Note that this won't be 100% accurate, nor does it attempt to extract
judgments from the middle of sentences (e.g. for alternations).
* Translation lines
- Attempts are made to separate multiple translations into individual
items, with the secondary ones getting tags like `+AL` for "alternate"
and `+LT` for "literal"
- Notes on translations (like `intended:` or `literally:`) get moved to
a `note` attribute on the `<item>`.
* Filenames
- Data subdirectories are now collected under a `data/` directory
- Corpus collections of the same view are placed in a common subdirectory
(e.g., `data/by-doc-id/` and `data/by-lang/`), and the collections are
named by their format:
- `data/by-doc-id/txt`
- `data/by-doc-id/xigt`
- `data/by-doc-id/xigt-enriched`
- `data/by-lang/txt`
- `data/by-lang/xigt`
- `data/by-lang/xigt-enriched`
- The `languages.txt` files are now grouped under a view directory (e.g.,
`data/by-doc-id/languages.txt`), since they apply to all collections under
that directory.
- Some files had two extensions (*.txt.txt); these now have one (*.txt).
(Also see "IDs" above)
- Colons are not valid characters in Windows filenames, so the "by-lang"
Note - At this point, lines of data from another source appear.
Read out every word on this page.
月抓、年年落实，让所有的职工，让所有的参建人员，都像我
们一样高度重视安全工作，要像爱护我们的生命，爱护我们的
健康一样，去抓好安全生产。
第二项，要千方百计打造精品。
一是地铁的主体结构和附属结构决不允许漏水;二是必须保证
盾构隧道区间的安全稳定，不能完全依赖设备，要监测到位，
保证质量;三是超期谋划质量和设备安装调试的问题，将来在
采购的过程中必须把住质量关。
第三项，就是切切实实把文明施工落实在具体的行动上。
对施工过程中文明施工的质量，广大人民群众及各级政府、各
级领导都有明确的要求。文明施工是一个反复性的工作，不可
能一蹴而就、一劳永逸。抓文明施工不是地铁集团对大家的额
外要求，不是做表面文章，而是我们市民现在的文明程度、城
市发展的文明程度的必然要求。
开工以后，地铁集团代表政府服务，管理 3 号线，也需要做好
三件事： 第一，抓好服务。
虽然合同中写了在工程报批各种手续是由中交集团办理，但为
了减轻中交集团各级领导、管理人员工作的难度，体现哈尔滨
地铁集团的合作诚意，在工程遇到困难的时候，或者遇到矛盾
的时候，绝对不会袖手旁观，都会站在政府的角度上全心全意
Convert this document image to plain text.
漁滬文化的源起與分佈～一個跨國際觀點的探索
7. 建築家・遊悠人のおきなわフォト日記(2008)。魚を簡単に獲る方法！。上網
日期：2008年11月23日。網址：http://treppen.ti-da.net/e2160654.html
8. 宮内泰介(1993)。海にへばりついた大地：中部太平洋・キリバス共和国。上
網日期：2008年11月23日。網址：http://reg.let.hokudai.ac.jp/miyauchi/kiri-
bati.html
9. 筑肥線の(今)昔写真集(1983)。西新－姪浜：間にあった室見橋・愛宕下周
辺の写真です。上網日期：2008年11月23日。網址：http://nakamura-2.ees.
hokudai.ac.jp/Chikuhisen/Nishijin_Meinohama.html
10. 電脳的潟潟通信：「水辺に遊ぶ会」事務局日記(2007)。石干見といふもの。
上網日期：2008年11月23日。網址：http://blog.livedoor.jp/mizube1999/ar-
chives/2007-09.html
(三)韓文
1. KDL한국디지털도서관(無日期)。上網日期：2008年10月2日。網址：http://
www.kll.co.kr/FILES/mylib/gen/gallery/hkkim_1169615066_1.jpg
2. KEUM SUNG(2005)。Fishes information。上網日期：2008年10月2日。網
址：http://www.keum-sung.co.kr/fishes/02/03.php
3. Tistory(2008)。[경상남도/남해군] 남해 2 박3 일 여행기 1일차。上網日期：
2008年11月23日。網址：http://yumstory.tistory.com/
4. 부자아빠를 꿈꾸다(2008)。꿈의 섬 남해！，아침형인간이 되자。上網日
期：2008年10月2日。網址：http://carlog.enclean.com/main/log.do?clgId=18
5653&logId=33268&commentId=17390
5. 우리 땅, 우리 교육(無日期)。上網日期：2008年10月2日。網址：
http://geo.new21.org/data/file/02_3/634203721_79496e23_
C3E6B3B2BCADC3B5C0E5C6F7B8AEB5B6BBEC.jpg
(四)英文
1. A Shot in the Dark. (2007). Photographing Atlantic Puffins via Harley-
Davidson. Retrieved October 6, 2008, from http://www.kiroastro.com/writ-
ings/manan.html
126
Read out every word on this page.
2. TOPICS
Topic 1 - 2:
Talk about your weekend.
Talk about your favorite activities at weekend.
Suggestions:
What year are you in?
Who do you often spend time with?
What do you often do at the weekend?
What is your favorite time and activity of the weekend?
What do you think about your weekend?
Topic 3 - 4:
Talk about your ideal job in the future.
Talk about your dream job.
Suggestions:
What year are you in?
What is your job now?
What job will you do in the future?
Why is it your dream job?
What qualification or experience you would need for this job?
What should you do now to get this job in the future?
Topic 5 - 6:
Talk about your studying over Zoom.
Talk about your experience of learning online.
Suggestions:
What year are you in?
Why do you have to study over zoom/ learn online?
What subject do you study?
filenames like "aer:are.txt" are now hyphen-separated ("aer-are.txt")
### Removed
* The `full/` directory is removed
## [v2.0] - 2014.07.05
The 2.0 release of ODIN provides both the textual ODIN corpus and the
Xigt-encoded version XML version.
### Overview
There are five subdirectories:
* `full/` - The whole corpus in one large XigtXML file
* `by-doc-id/` - A XigtXML file for each source document
* `by-lang/` - A XigtXML file for each language code
* `txt-by-doc-id/` - The original text corpus, split by source document
* `txt-by-lang/` - The original text corpus, split by language
The XigtXML subdirectories also contain two additional files:
* `summary.txt` - an overview of the counts of items, languages, etc.
for each file
* `languages.txt` - a listing of the languages found in each XML file
### Known bugs
(fixed in [v2.1](#v21---20151106))
* Inferred "glosses" and "translations" tiers in the XigtXML files do
not have the "alignment" reference attribute specified, even when
their items do specify it
* Inferred "glosses" and "translations" tiers use the "content"
reference attribute to refer to a non-existent "p1" item (when it
should be "p0")
[v2.0]: http://depts.washington.edu/uwcl/odin/
[v2.1]: http://depts.washington.edu/uwcl/odin/